Selain tiga isu diatas, lanjut Budhi, Indonesia juga dapat mendorong pentingnya pembenahan sektor kepelabuhanan dan di tahun 2019 Indonesia sangat diapresiasi sebagai negara kepulauan pertama yang memiliki bagan pemisahan alur laut atau Traffic Separation Scheme (TSS) di Selat Sunda dan Selat Lombok menjadi alur pelayaran Internasional.

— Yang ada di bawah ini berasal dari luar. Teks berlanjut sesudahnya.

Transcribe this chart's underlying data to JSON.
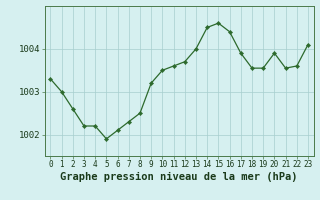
{
  "hours": [
    0,
    1,
    2,
    3,
    4,
    5,
    6,
    7,
    8,
    9,
    10,
    11,
    12,
    13,
    14,
    15,
    16,
    17,
    18,
    19,
    20,
    21,
    22,
    23
  ],
  "pressure": [
    1003.3,
    1003.0,
    1002.6,
    1002.2,
    1002.2,
    1001.9,
    1002.1,
    1002.3,
    1002.5,
    1003.2,
    1003.5,
    1003.6,
    1003.7,
    1004.0,
    1004.5,
    1004.6,
    1004.4,
    1003.9,
    1003.55,
    1003.55,
    1003.9,
    1003.55,
    1003.6,
    1004.1
  ],
  "line_color": "#2d6a2d",
  "marker_color": "#2d6a2d",
  "bg_color": "#d6f0f0",
  "grid_color": "#a8cece",
  "title": "Graphe pression niveau de la mer (hPa)",
  "ylabel_ticks": [
    1002,
    1003,
    1004
  ],
  "ylim": [
    1001.5,
    1005.0
  ],
  "xlim": [
    -0.5,
    23.5
  ],
  "title_color": "#1a3a1a",
  "title_fontsize": 7.5,
  "x_tick_fontsize": 5.5,
  "y_tick_fontsize": 6.5,
  "axis_label_color": "#1a3a1a"
}
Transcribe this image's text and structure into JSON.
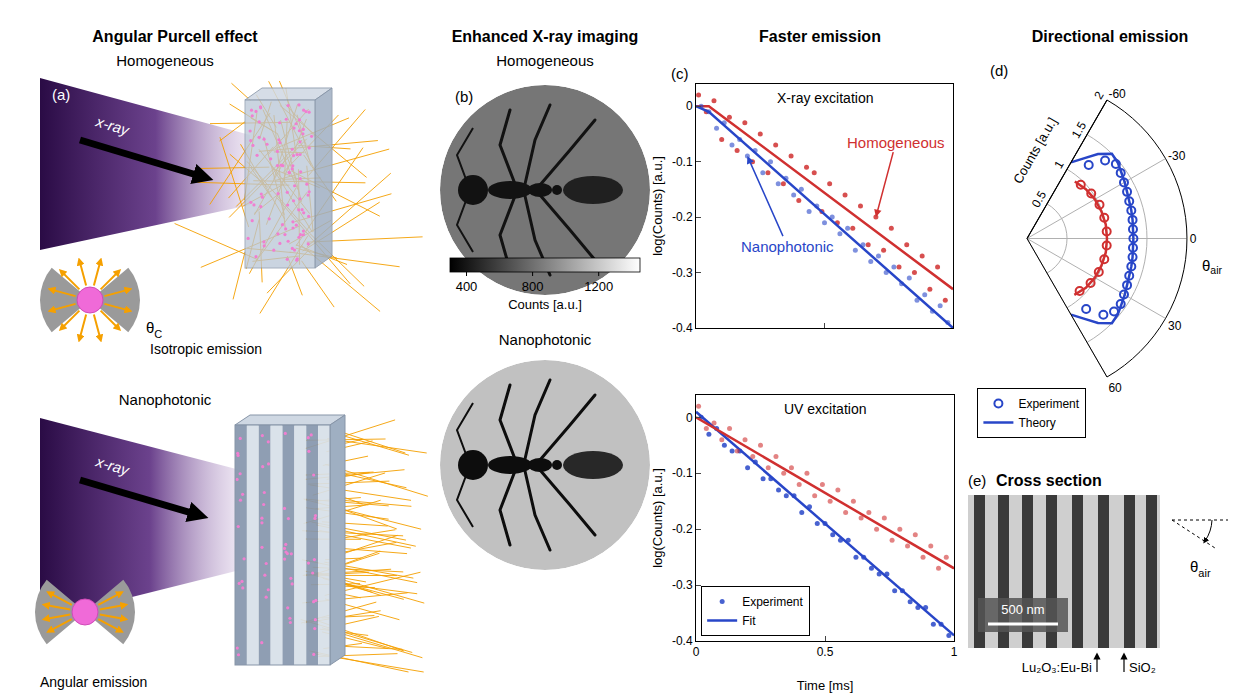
{
  "headers": [
    "Angular Purcell effect",
    "Enhanced X-ray imaging",
    "Faster emission",
    "Directional emission"
  ],
  "panel_a": {
    "letter": "(a)",
    "homogeneous": {
      "title": "Homogeneous",
      "beam_label": "x-ray",
      "inset_label": "Isotropic emission",
      "angle_label": {
        "base": "θ",
        "sub": "C"
      }
    },
    "nanophotonic": {
      "title": "Nanophotonic",
      "beam_label": "x-ray",
      "inset_label": "Angular emission"
    }
  },
  "panel_b": {
    "letter": "(b)",
    "images": [
      {
        "title": "Homogeneous",
        "background_counts": 830,
        "object_counts": 380
      },
      {
        "title": "Nanophotonic",
        "background_counts": 1170,
        "object_counts": 360
      }
    ],
    "colorbar": {
      "title": "Counts [a.u.]",
      "range": [
        300,
        1450
      ],
      "ticks": [
        400,
        800,
        1200
      ]
    }
  },
  "chart_data": [
    {
      "type": "scatter",
      "letter": "(c)",
      "title": "X-ray excitation",
      "ylabel": "log(Counts) [a.u.]",
      "xlim": [
        0,
        1
      ],
      "ylim": [
        -0.4,
        0.04
      ],
      "xticks": [
        0,
        0.5,
        1
      ],
      "yticks": [
        0,
        -0.1,
        -0.2,
        -0.3,
        -0.4
      ],
      "tick_labels": "y",
      "series": [
        {
          "name": "Homogeneous",
          "color": "#d03030",
          "points": {
            "x": [
              0.01,
              0.04,
              0.07,
              0.1,
              0.13,
              0.16,
              0.19,
              0.22,
              0.25,
              0.28,
              0.31,
              0.34,
              0.37,
              0.4,
              0.43,
              0.46,
              0.49,
              0.52,
              0.55,
              0.58,
              0.61,
              0.64,
              0.67,
              0.7,
              0.73,
              0.76,
              0.79,
              0.82,
              0.85,
              0.88,
              0.91,
              0.94,
              0.97
            ],
            "y": [
              0.02,
              -0.01,
              0.01,
              -0.06,
              -0.02,
              -0.08,
              -0.03,
              -0.1,
              -0.05,
              -0.12,
              -0.07,
              -0.14,
              -0.09,
              -0.17,
              -0.11,
              -0.12,
              -0.19,
              -0.14,
              -0.21,
              -0.16,
              -0.22,
              -0.18,
              -0.25,
              -0.2,
              -0.26,
              -0.22,
              -0.29,
              -0.25,
              -0.3,
              -0.27,
              -0.33,
              -0.29,
              -0.35
            ]
          },
          "fit": {
            "x": [
              0,
              0.05,
              1
            ],
            "y": [
              0,
              0,
              -0.33
            ]
          }
        },
        {
          "name": "Nanophotonic",
          "color": "#2846c8",
          "points": {
            "x": [
              0.02,
              0.05,
              0.08,
              0.11,
              0.14,
              0.17,
              0.2,
              0.23,
              0.26,
              0.29,
              0.32,
              0.35,
              0.38,
              0.41,
              0.44,
              0.47,
              0.5,
              0.53,
              0.56,
              0.59,
              0.62,
              0.65,
              0.68,
              0.71,
              0.74,
              0.77,
              0.8,
              0.83,
              0.86,
              0.89,
              0.92,
              0.95,
              0.98
            ],
            "y": [
              0,
              -0.01,
              -0.04,
              -0.03,
              -0.07,
              -0.06,
              -0.09,
              -0.08,
              -0.12,
              -0.1,
              -0.14,
              -0.13,
              -0.16,
              -0.15,
              -0.19,
              -0.18,
              -0.21,
              -0.2,
              -0.23,
              -0.22,
              -0.26,
              -0.25,
              -0.28,
              -0.27,
              -0.3,
              -0.29,
              -0.32,
              -0.31,
              -0.35,
              -0.34,
              -0.37,
              -0.36,
              -0.39
            ]
          },
          "fit": {
            "x": [
              0,
              0.05,
              1
            ],
            "y": [
              0,
              -0.01,
              -0.4
            ]
          }
        }
      ]
    },
    {
      "type": "scatter",
      "title": "UV excitation",
      "xlabel": "Time [ms]",
      "ylabel": "log(Counts) [a.u.]",
      "xlim": [
        0,
        1
      ],
      "ylim": [
        -0.4,
        0.04
      ],
      "xticks": [
        0,
        0.5,
        1
      ],
      "yticks": [
        0,
        -0.1,
        -0.2,
        -0.3,
        -0.4
      ],
      "legend": "lower left",
      "legend_entries": [
        "Experiment",
        "Fit"
      ],
      "series": [
        {
          "color": "#2846c8",
          "points": {
            "x": [
              0.02,
              0.05,
              0.08,
              0.11,
              0.14,
              0.17,
              0.2,
              0.23,
              0.26,
              0.29,
              0.32,
              0.35,
              0.38,
              0.41,
              0.44,
              0.47,
              0.5,
              0.53,
              0.56,
              0.59,
              0.62,
              0.65,
              0.68,
              0.71,
              0.74,
              0.77,
              0.8,
              0.83,
              0.86,
              0.89,
              0.92,
              0.95,
              0.98
            ],
            "y": [
              0,
              -0.03,
              -0.02,
              -0.05,
              -0.06,
              -0.06,
              -0.09,
              -0.08,
              -0.11,
              -0.11,
              -0.13,
              -0.14,
              -0.14,
              -0.17,
              -0.16,
              -0.19,
              -0.19,
              -0.21,
              -0.22,
              -0.22,
              -0.25,
              -0.25,
              -0.27,
              -0.28,
              -0.28,
              -0.31,
              -0.31,
              -0.33,
              -0.34,
              -0.34,
              -0.37,
              -0.37,
              -0.39
            ]
          },
          "fit": {
            "x": [
              0,
              1
            ],
            "y": [
              0.01,
              -0.39
            ]
          }
        },
        {
          "color": "#d03030",
          "points": {
            "x": [
              0.01,
              0.04,
              0.07,
              0.1,
              0.13,
              0.16,
              0.19,
              0.22,
              0.25,
              0.28,
              0.31,
              0.34,
              0.37,
              0.4,
              0.43,
              0.46,
              0.49,
              0.52,
              0.55,
              0.58,
              0.61,
              0.64,
              0.67,
              0.7,
              0.73,
              0.76,
              0.79,
              0.82,
              0.85,
              0.88,
              0.91,
              0.94,
              0.97
            ],
            "y": [
              0.02,
              -0.02,
              -0.01,
              -0.04,
              -0.02,
              -0.06,
              -0.04,
              -0.07,
              -0.05,
              -0.09,
              -0.07,
              -0.1,
              -0.09,
              -0.12,
              -0.1,
              -0.14,
              -0.12,
              -0.15,
              -0.13,
              -0.17,
              -0.15,
              -0.18,
              -0.17,
              -0.2,
              -0.18,
              -0.22,
              -0.2,
              -0.23,
              -0.21,
              -0.25,
              -0.23,
              -0.27,
              -0.25
            ]
          },
          "fit": {
            "x": [
              0,
              1
            ],
            "y": [
              0,
              -0.27
            ]
          }
        }
      ]
    },
    {
      "type": "polar",
      "letter": "(d)",
      "radial_label": "Counts [a.u.]",
      "angle_label": {
        "base": "θ",
        "sub": "air"
      },
      "thetalim": [
        -60,
        60
      ],
      "thetaticks": [
        -60,
        -30,
        0,
        30,
        60
      ],
      "rlim": [
        0,
        2
      ],
      "rticks": [
        0.5,
        1,
        1.5,
        2
      ],
      "legend": "below",
      "legend_entries": [
        "Experiment",
        "Theory"
      ],
      "series": [
        {
          "color": "#2846c8",
          "experiment": {
            "theta": [
              -50,
              -45,
              -40,
              -35,
              -30,
              -25,
              -20,
              -15,
              -10,
              -5,
              0,
              5,
              10,
              15,
              20,
              25,
              30,
              35,
              40,
              45,
              50
            ],
            "r": [
              1.2,
              1.38,
              1.45,
              1.43,
              1.4,
              1.38,
              1.36,
              1.35,
              1.34,
              1.33,
              1.33,
              1.33,
              1.34,
              1.35,
              1.36,
              1.38,
              1.4,
              1.43,
              1.42,
              1.35,
              1.15
            ]
          },
          "theory": {
            "theta": [
              -60,
              -55,
              -50,
              -45,
              -40,
              -35,
              -30,
              -25,
              -20,
              -15,
              -10,
              -5,
              0,
              5,
              10,
              15,
              20,
              25,
              30,
              35,
              40,
              45,
              50,
              55,
              60
            ],
            "r": [
              1.1,
              1.22,
              1.38,
              1.5,
              1.48,
              1.44,
              1.41,
              1.38,
              1.36,
              1.35,
              1.34,
              1.33,
              1.33,
              1.33,
              1.34,
              1.35,
              1.36,
              1.38,
              1.41,
              1.44,
              1.48,
              1.5,
              1.38,
              1.22,
              1.1
            ]
          }
        },
        {
          "color": "#d03030",
          "experiment": {
            "theta": [
              -45,
              -35,
              -25,
              -15,
              -5,
              5,
              15,
              25,
              35,
              45
            ],
            "r": [
              0.95,
              0.98,
              1.0,
              1.0,
              1.0,
              1.0,
              1.0,
              0.99,
              0.97,
              0.93
            ]
          },
          "theory": {
            "theta": [
              -50,
              -40,
              -30,
              -20,
              -10,
              0,
              10,
              20,
              30,
              40,
              50
            ],
            "r": [
              0.93,
              0.96,
              0.98,
              0.99,
              1.0,
              1.0,
              1.0,
              0.99,
              0.98,
              0.96,
              0.92
            ]
          }
        }
      ]
    }
  ],
  "panel_e": {
    "letter": "(e)",
    "title": "Cross section",
    "scale_bar": "500 nm",
    "labels": [
      "Lu₂O₃:Eu-Bi",
      "SiO₂"
    ],
    "angle_label": {
      "base": "θ",
      "sub": "air"
    }
  }
}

Menurutnya, keanggotaan Indonesia dalam IMO harus dimanfaatkan oleh pemerintah untuk dapat mempromosikan kepentingan nasional sebagai negara kepulauan dengan perairannya yang luas agar dapat terciptanya keselamatan dan keamanan pelayaran internasional serta perlindungan lingkungan maritim.
Sebagai informasi, Organisasi IMO dengan nama sebelumnya IMCO berdiri sejak tahun 1959, merupakan organisasi dibawah Perserikatan Bangsa bangsa (PBB) yang bertanggung jawab dalam bidang keselamatan dan keamanan pelayaran, Dewan IMO terdiri dari 40 negara (10 Negara Kategori A, 10 Negara Kategoi B, dan 20 Negara Kategori C) dari total 174 negara.
Lanjutnya, peran Indonesia sebagai Dewan IMO sangat penting dan memiliki posisi tawar yang tinggi serta strategis dalam menentukan arah kebijakan serta penyusunan aturan maritim internasional, khususnya dalam kapasitasnya sebagai anggota dewan IMO Kategori C yang merupakan perwakilan dari negara-negara yang mempunyai kepentingan khusus dalam transportasi laut dan maritim serta mewakili semua wilayah geographis utama dunia.
Oleh karenanya, pertemuan sidang majelis IMO ke-32 pada tanggal 06-15 Desember tahun ini harus dapat dimanfaatkan agar Indonesia dapat terpilih kembali sebagai anggota Dewan IMO Kategori C di tahun 2022.